Das waren viele Informationen. Aber bis auf die hohe Wahrscheinlichkeit für einen platten Reifen nichts Ungewöhnliches, wie ich meine. Den Mietwagen haben wir mit Ausnahme der Vollkaskoversicherung von zu Hause aus bereits bezahlt. Nur die Versicherung wird jetzt vor Ort mit der Kreditkarte beglichen.
Der Tank ist voll. Den Sprit muss ich aber bar zahlen. Da wir vom Einwanderungsschalter und der Gepäckausgabe direkt hierhergekommen sind, hatten wir noch keine Möglichkeit Geld zu tauschen. Mir ist nur in Erinnerung, dass ich vor dem Flughafengebäude einen Schalter aus dem Augenwinkel gesehen habe, an dem sich eine elend lange Menschenschlange gebildet hat.

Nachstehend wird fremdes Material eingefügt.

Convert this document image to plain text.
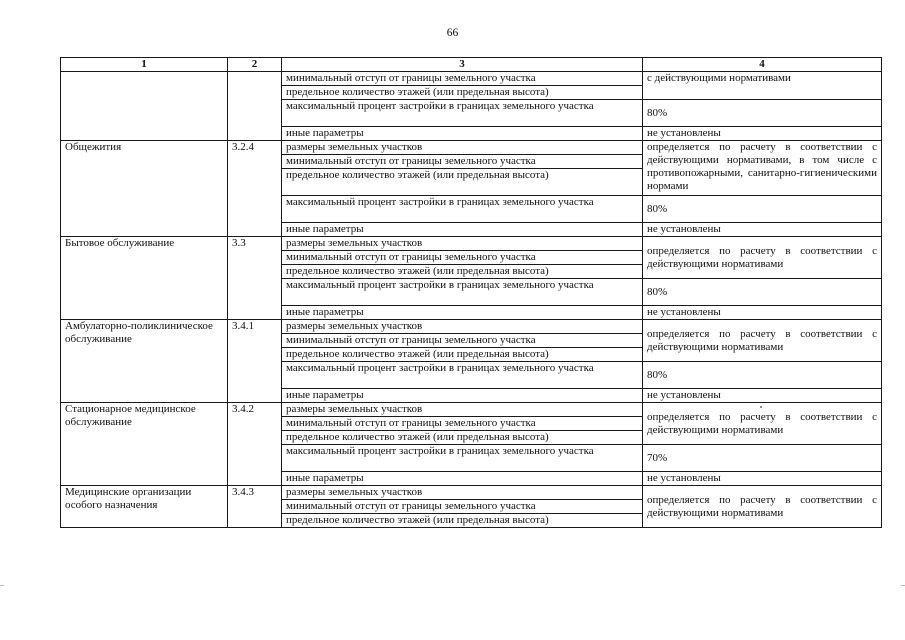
66
1	2	3	4
		минимальный отступ от границы земельного участка	с действующими нормативами
		предельное количество этажей (или предельная высота)	
		максимальный процент застройки в границах земельного участка	80%
		иные параметры	не установлены
Общежития	3.2.4	размеры земельных участков	определяется по расчету в соответствии с действующими нормативами, в том числе с противопожарными, санитарно-гигиеническими нормами
		минимальный отступ от границы земельного участка	
		предельное количество этажей (или предельная высота)	
		максимальный процент застройки в границах земельного участка	80%
		иные параметры	не установлены
Бытовое обслуживание	3.3	размеры земельных участков	определяется по расчету в соответствии с действующими нормативами
		минимальный отступ от границы земельного участка	
		предельное количество этажей (или предельная высота)	
		максимальный процент застройки в границах земельного участка	80%
		иные параметры	не установлены
Амбулаторно-поликлиническое обслуживание	3.4.1	размеры земельных участков	определяется по расчету в соответствии с действующими нормативами
		минимальный отступ от границы земельного участка	
		предельное количество этажей (или предельная высота)	
		максимальный процент застройки в границах земельного участка	80%
		иные параметры	не установлены
Стационарное медицинское обслуживание	3.4.2	размеры земельных участков	определяется по расчету в соответствии с действующими нормативами
		минимальный отступ от границы земельного участка	
		предельное количество этажей (или предельная высота)	
		максимальный процент застройки в границах земельного участка	70%
		иные параметры	не установлены
Медицинские организации особого назначения	3.4.3	размеры земельных участков	определяется по расчету в соответствии с действующими нормативами
		минимальный отступ от границы земельного участка	
		предельное количество этажей (или предельная высота)	
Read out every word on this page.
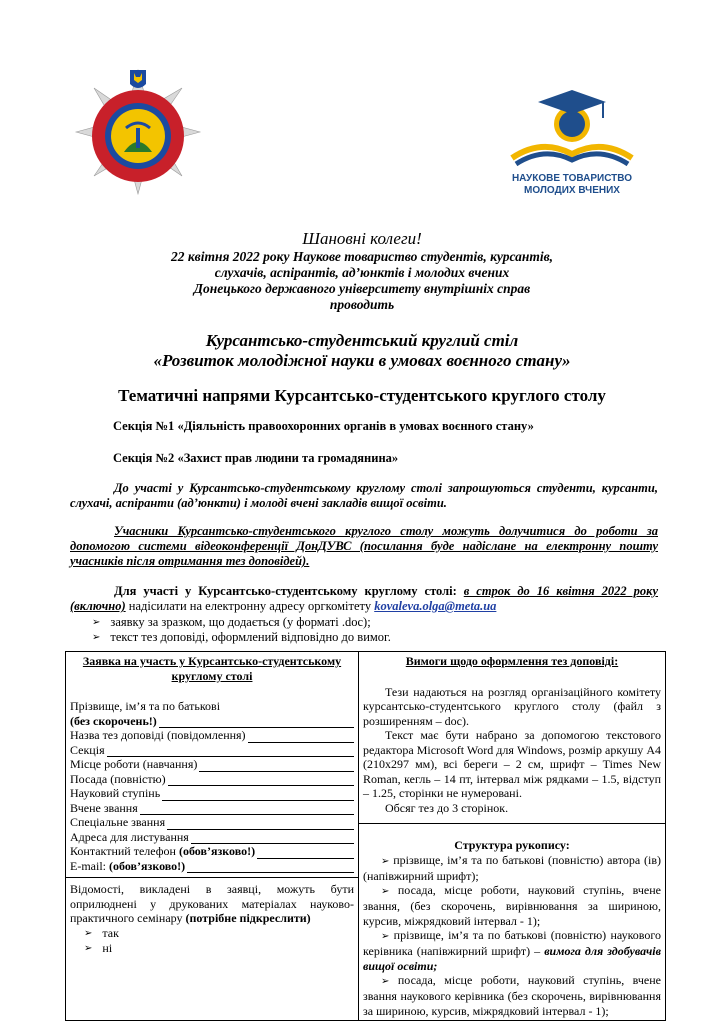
НАУКОВЕ ТОВАРИСТВО
МОЛОДИХ ВЧЕНИХ
Шановні колеги!
22 квітня 2022 року Наукове товариство студентів, курсантів,
слухачів, аспірантів, ад’юнктів і молодих вчених
Донецького державного університету внутрішніх справ
проводить
Курсантсько-студентський круглий стіл
«Розвиток молодіжної науки в умовах воєнного стану»
Тематичні напрями Курсантсько-студентського круглого столу
Секція №1 «Діяльність правоохоронних органів в умовах воєнного стану»
Секція №2 «Захист прав людини та громадянина»
До участі у Курсантсько-студентському круглому столі запрошуються студенти, курсанти, слухачі, аспіранти (ад’юнкти) і молоді вчені закладів вищої освіти.
Учасники Курсантсько-студентського круглого столу можуть долучитися до роботи за допомогою системи відеоконференції ДонДУВС (посилання буде надіслане на електронну пошту учасників після отримання тез доповідей).
Для участі у Курсантсько-студентському круглому столі: в строк до 16 квітня 2022 року (включно) надісилати на електронну адресу оргкомітету kovaleva.olga@meta.ua
➢ заявку за зразком, що додається (у форматі .doc);
➢ текст тез доповіді, оформлений відповідно до вимог.
Заявка на участь у Курсантсько-студентському круглому столі
Прізвище, ім’я та по батькові
(без скорочень!)
Назва тез доповіді (повідомлення)
Секція
Місце роботи (навчання)
Посада (повністю)
Науковий ступінь
Вчене звання
Спеціальне звання
Адреса для листування
Контактний телефон
(обов’язково!)
E-mail:
(обов’язково!)
Відомості, викладені в заявці, можуть бути оприлюднені у друкованих матеріалах науково-практичного семінару (потрібне підкреслити)
➢ так
➢ ні

Вимоги щодо оформлення тез доповіді:
Тези надаються на розгляд організаційного комітету курсантсько-студентського круглого столу (файл з розширенням – doc).
Текст має бути набрано за допомогою текстового редактора Microsoft Word для Windows, розмір аркушу А4 (210х297 мм), всі береги – 2 см, шрифт – Times New Roman, кегль – 14 пт, інтервал між рядками – 1.5, відступ – 1.25, сторінки не нумеровані.
Обсяг тез до 3 сторінок.
Структура рукопису:
➢ прізвище, ім’я та по батькові (повністю) автора (ів) (напівжирний шрифт);
➢ посада, місце роботи, науковий ступінь, вчене звання, (без скорочень, вирівнювання за шириною, курсив, міжрядковий інтервал - 1);
➢ прізвище, ім’я та по батькові (повністю) наукового керівника (напівжирний шрифт) – вимога для здобувачів вищої освіти;
➢ посада, місце роботи, науковий ступінь, вчене звання наукового керівника (без скорочень, вирівнювання за шириною, курсив, міжрядковий інтервал - 1);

Das muss die Wechselstube gewesen sein. „Ach du liebe Zeit, das fehlt uns gerade noch, dass ich jetzt eine Stunde am Bankschalter anstehen muss. Wann werden wir heute wohl im Bett liegen? Und wenn wir noch länger brauchen, bekommen wir heute überhaupt noch ein Bett?“ denke ich. Unsere Vermieterin wird dann schon in den Träumen liegen und ich sehe uns im Auto in einer dunklen Gasse übernachten. Ich muss meine Phantasie aber nicht mehr weiter strapazieren. Die nette Autovermieterin gibt mir den Tipp, dass es in der Halle für die Abflüge noch einen zweiten Schalter gibt. Dort stehen in der Regel weniger an, weil er nicht so bekannt ist. Es ist schon nach halb elf. Langsam pressiert es wirklich.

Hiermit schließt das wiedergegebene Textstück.